On August 15 Indianapolis workers threw UAW International officials out of their local union meeting and forced the cancellation of a vote on a new contract, which the UAW negotiated behind their backs with potential buyer Justin Dennis Norman. The deal would have scrapped the current UAW-GM contract, which contains a successor clause guaranteeing workers their current wages, job protections and transfer rights in the event GM sells the plant.
In a press conference last week, Norman reacted angrily to the rebuff by the workers and demanded a revote...Posing as a savior of the workers, he said, “I’m not going to apologize to keep a plant open and jobs going.” The factory would shut down and all the jobs would be lost, he said, unless there were “fundamental changes in the way the plant is operated.”
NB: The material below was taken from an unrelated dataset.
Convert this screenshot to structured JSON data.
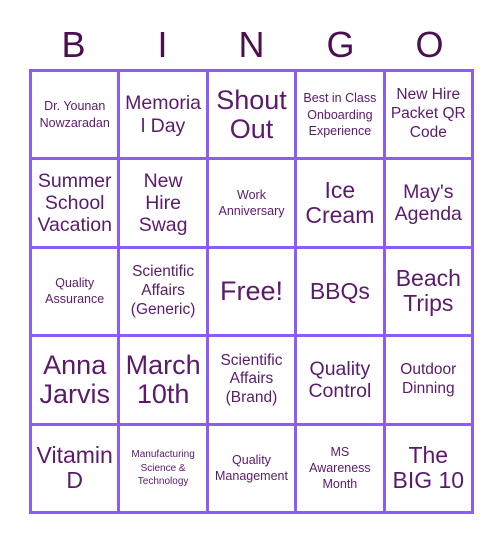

Listening to the praise from the UAW, GM, the media and Indiana officials...one would get the impression that Norman is motivated by a philanthropic desire to revive American manufacturing and save jobs...Norman’s career as a “manufacturing man” is based on the view that there is money to be made by buying up existing plants and sharply reducing wages and benefits for workers. There is not a great deal published on the career of the 34-year-old CEO of JD Norman Industries, a start-up company based in Addison, Illinois launched in 2004. Norman’s net worth, the financing he has received from major banks and private equity firms to buy the Indianapolis stamping plant and the conditions workers face inside the factories he already owns are closely kept secrets.
It is known that the graduate of University of Chicago’s business school was a stockbroker in the Chicago office of Morgan Stanley, where he was part of a small team advising investors cashing in from the sale of industrial companies...The mid-2000s saw a virtual gold rush of private investment into auto and auto-related companies. According to a report by the investment consulting firm KPMG, between 2004-2007 private equity firms and individuals like Cerberus, The Carlyle Group, Blackstone and billionaire Wilbur Ross saw distressed auto companies and suppliers as “buying opportunities for savvy investors..."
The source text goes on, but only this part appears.